Noble's Law of Diminishing Returns
Noble Group Ltd. did one remarkable thing in its third-quarter results: Operating cash flow, for the first time in almost two years, was substantially positive.
That $263 million inflow reported late Thursday couldn't have come at a better time. Cash holdings, minus balances held with futures brokers, sank to $262 million at the end of the quarter, and Noble's funding position was already looking desperately tight (the phrase "liquidity constraints" rings through management's discussion of the quarter like a doleful bell). It's unlikely the company could have survived another period like the June quarter, when $539 million flowed out of operations.
So much for the good news. The bad news comes from digging into what that cash-flow number means. The continuing operations that will remain with the business after Noble's petroleum and power sales still lost about $116 million before tax, even after netting out $412 million in non-cash impairments. Indeed, operating cash only ended up positive because the wind-down of the huge businesses being disposed of led to a $508 million reduction in working capital.
To give Chairman Paul Brough credit, that's precisely the objective he's been working toward in promising to shrink Noble to a smaller business with 400 or so employees trading coal and metals around Asia. But the scale of the reduction illustrates how hard it will be for Noble to meet looming debt maturities.

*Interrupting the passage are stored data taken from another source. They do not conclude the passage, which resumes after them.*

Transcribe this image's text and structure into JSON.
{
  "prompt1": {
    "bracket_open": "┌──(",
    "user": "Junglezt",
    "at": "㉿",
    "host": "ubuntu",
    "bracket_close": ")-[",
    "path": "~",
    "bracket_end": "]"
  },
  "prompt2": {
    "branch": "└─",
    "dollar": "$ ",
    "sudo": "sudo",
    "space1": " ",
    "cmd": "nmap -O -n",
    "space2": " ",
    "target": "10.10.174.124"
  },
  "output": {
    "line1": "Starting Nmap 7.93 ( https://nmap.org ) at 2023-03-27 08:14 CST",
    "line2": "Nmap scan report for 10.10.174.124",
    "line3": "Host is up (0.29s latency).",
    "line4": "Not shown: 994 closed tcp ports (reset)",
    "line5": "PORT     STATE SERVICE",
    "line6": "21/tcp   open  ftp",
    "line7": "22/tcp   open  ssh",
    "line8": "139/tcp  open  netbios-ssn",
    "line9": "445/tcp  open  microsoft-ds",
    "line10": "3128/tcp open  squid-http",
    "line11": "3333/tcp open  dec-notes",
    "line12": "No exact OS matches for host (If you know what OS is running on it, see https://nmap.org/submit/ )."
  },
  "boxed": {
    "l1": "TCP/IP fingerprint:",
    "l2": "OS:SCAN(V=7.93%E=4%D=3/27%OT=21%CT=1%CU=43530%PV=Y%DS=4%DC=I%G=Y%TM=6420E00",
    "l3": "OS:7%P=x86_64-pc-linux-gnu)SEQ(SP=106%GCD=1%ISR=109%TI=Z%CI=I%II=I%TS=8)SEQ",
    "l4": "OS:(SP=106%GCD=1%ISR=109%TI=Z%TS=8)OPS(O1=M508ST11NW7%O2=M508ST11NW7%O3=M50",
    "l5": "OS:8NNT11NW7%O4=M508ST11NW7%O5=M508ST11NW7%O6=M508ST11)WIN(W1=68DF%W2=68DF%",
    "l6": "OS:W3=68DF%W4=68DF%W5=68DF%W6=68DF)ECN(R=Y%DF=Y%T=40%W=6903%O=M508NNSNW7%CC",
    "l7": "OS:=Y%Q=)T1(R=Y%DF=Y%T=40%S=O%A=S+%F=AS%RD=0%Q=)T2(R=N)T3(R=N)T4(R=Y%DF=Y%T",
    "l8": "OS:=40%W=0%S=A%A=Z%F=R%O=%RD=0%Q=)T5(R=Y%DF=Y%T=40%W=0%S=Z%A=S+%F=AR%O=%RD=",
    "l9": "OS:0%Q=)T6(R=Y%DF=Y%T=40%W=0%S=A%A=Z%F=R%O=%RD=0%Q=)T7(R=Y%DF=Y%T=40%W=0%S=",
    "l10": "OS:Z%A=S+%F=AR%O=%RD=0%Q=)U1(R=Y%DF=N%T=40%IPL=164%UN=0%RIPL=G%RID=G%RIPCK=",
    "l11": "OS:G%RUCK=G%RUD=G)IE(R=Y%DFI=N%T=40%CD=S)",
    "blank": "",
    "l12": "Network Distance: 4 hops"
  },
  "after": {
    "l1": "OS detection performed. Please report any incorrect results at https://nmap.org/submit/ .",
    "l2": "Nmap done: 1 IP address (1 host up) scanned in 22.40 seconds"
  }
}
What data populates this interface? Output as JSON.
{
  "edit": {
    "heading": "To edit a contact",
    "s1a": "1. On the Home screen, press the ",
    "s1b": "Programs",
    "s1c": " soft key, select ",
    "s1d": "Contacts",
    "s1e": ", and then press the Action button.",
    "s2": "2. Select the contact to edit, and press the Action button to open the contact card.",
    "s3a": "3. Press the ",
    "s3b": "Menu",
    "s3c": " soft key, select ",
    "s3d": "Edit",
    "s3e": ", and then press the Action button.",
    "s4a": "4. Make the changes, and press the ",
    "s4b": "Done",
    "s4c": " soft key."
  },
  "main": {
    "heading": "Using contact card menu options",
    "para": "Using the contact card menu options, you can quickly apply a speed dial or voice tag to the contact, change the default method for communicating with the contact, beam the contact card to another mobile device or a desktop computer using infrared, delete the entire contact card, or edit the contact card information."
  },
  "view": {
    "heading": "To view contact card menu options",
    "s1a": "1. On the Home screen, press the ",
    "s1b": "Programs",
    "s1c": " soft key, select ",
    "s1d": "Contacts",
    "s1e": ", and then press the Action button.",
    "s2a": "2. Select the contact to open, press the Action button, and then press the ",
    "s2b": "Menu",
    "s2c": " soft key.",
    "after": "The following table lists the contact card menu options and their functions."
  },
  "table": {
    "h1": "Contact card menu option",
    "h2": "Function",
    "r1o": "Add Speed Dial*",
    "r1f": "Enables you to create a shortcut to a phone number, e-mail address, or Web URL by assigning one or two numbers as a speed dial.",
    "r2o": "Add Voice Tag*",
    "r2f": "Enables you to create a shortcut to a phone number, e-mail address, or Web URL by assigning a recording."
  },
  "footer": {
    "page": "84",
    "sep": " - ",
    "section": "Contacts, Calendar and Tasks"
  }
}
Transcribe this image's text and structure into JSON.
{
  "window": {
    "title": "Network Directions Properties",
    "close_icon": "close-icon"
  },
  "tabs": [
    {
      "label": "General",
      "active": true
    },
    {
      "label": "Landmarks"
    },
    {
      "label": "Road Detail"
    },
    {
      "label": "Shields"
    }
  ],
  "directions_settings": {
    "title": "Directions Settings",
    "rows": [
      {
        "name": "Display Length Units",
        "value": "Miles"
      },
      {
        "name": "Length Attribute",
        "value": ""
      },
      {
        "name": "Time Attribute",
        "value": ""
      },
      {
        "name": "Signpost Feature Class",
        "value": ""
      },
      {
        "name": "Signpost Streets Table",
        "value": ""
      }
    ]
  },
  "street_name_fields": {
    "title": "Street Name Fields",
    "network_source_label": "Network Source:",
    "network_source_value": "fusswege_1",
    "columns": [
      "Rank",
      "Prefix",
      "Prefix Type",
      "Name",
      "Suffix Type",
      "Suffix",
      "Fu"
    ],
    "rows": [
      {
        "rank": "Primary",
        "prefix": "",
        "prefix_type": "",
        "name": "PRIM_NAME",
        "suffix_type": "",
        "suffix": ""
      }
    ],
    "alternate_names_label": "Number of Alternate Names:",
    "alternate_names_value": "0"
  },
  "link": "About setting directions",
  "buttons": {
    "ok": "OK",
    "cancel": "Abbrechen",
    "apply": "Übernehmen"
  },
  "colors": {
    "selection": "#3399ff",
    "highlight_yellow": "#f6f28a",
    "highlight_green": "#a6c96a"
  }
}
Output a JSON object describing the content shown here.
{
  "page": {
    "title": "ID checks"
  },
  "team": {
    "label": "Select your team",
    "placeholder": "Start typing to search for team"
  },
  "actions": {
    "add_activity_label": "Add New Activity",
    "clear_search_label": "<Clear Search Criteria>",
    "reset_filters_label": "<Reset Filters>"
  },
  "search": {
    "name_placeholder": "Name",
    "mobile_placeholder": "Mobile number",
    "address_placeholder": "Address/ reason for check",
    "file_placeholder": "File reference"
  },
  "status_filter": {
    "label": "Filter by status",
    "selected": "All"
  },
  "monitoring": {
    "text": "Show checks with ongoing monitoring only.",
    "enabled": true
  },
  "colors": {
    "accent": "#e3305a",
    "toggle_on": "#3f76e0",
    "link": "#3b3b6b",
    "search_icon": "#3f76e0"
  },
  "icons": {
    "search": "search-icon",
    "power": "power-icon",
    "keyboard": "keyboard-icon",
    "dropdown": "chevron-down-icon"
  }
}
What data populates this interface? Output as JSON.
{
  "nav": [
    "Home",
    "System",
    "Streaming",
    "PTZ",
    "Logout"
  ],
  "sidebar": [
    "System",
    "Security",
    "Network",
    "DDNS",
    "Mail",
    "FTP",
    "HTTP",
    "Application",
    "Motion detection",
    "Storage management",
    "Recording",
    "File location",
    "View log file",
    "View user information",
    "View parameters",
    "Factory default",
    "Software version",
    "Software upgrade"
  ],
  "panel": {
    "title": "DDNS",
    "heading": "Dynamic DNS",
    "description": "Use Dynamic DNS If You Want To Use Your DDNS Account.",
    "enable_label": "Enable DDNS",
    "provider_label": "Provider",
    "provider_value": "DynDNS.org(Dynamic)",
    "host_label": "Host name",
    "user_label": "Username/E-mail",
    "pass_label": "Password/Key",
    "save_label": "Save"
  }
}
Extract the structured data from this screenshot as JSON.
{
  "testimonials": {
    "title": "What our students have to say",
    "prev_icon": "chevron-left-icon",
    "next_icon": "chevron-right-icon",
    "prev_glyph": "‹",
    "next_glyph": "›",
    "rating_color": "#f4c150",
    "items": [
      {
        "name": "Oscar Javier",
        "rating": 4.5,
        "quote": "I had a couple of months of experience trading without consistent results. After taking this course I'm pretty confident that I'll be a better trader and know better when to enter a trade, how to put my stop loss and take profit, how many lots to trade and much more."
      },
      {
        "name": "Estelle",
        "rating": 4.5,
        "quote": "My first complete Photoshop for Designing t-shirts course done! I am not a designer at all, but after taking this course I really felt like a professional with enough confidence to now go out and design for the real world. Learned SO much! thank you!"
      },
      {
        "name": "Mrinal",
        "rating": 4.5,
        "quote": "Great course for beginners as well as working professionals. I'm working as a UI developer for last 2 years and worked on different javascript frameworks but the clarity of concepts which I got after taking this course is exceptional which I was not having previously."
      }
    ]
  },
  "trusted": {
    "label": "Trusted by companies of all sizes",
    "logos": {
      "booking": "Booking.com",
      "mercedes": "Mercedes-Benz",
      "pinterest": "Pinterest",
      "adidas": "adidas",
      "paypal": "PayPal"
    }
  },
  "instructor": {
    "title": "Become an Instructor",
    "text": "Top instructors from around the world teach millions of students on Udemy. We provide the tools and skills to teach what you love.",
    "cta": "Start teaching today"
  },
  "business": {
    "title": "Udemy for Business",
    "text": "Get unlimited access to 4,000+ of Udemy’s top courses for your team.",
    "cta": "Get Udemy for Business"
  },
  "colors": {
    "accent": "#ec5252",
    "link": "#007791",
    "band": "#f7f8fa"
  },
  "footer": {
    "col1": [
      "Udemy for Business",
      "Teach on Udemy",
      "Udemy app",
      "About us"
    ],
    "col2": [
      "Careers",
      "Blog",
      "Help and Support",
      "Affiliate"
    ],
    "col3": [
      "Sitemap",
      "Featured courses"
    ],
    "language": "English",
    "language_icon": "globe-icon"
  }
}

Take inventories, the biggest contributor to the working-capital shrinkage with a $349 million reduction during the quarter. They hadn't dipped below $1 billion in at least a decade, but fell to $232 million at the end of September, of which only $182 million was readily marketable.
It's extremely hard to see how that number could decline much further without Noble shutting shop altogether. At current thermal coal prices around $95 a metric ton, the readily marketable inventories wouldn't fill much more than a dozen ships, compared with the 100-odd Noble boasted of chartering in its latest annual report.
That matters, because commodity traders' profits are largely a function of volumes. Sell $1 billion of coal at a 1 percent operating margin and you've made $10 million from which to pay your interest and tax bills. If you're only trading $250 million of coal, your margin needs to rise to 4 percent to cover the same bills -- and that's unlikely to happen because of the fiercely competitive market you're in.
As a result, investors now are increasingly focused on just one issue with Noble: which assets Brough still plans to sell, and when he's going to be able to do that. The pot of available cash left in the operating business leaves little scope to cover the $379 million bond maturing in March, plus the refinancing of Noble's $1.1 billion revolving loan in May. Should the latter group of lenders decide, quite reasonably, to reduce their exposure by shrinking the facility, it's hard to see where Noble would get the cash.
Brough, who's been coy about which assets are on the block, showed a bit of ankle in a conference call Thursday night by alluding to Noble's stakes in a Jamaican alumina and bauxite business and Harbour Energy LP, two holdings that have been the subject of speculation among investors.
The question that was pointedly left unanswered, though, is how soon he can offload them, and at what price. After all Noble's troubles, its survival may come down to that.